Gottes Zeigefinger mahnt unter Plattenbauten

„Gott segne dich“ steht in großen Buchstaben auf dem schmalen Kirchturm in Dresden-Prohlis. Auf seiner Spitze trägt der „Zeigefinger Gottes“ ein vergoldetes Kreuz. Golden ist in der Plattenbausiedlung jedoch vieles nicht.

Zur evangelisch-lutherischen Kirchgemeinde Dresden-Prohlis gehören 2500 Christen aus Prohlis und Umgebung.

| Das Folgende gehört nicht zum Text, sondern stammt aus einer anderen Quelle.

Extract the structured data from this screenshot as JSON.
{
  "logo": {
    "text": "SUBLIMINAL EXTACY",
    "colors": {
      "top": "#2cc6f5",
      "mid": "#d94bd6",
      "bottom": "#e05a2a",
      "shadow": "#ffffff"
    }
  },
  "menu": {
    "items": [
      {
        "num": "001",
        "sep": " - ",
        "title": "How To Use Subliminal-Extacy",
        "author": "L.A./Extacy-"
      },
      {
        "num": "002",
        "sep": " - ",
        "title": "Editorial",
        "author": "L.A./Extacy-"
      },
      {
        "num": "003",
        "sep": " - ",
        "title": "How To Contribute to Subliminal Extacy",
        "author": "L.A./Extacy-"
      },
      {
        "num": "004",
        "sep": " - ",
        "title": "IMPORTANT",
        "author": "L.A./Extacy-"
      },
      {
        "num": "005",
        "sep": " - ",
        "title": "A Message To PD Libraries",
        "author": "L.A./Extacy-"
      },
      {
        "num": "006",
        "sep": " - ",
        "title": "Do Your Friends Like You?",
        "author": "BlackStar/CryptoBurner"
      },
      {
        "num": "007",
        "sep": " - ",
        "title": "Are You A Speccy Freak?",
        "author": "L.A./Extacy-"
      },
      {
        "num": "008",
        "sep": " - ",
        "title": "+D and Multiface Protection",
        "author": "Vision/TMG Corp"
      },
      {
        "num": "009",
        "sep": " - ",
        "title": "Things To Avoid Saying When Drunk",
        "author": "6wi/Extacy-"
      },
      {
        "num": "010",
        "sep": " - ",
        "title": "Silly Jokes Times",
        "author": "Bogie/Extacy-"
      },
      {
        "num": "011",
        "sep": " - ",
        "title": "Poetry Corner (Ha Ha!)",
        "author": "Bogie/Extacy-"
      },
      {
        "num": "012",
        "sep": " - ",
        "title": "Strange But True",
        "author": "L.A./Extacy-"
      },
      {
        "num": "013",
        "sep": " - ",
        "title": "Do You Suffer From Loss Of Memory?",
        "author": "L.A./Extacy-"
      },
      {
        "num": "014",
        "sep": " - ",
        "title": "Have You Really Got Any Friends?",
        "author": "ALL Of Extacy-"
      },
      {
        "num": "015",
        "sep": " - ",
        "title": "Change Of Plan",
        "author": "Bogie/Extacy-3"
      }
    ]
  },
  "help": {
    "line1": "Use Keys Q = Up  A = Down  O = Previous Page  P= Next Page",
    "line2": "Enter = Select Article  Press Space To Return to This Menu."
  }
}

Mittelpunkt des Gemeindelebens ist das 1982 eingeweihte Gemeindezentrum.

Zu DDR-Zeiten war es ein Privileg in der Dresdner Vorstadt wohnen zu dürfen. „Man freute sich über eine warme Wohnung ohne Kohleheizung. „Es war ein ausgesprochener Luxus“, sagt Gemeindeglied Hartmut Häckel. In den 90er Jahren lebten 22 000 Mieter in den Hochhäusern, 2002 waren es noch 14 000. Leerstände erzwangen den Abriss einiger Plattenbauten. Der Beginn der Neubausiedlung begann 1976, als die ersten Plattenbauten errichtet. wurden. Bald wohnten 48.000 Menschen in den zehn bis 16-geschossigen Wohnblocks. Erst durch Gespräche von Bischof Albrecht Schönherr und des DDR-Kirchenbundes mit dem Staatsratsvorsitzenden Erich Honecker habe die evangelische Kirche ein Mehrzweckgebäude als Gemeindezentrum errichten dürfen. Mit zwei Einschränkungen: Finanzieren musste es die EKD mit West-Mark und Baumaterialien durften nur aus der DDR bezogen werden.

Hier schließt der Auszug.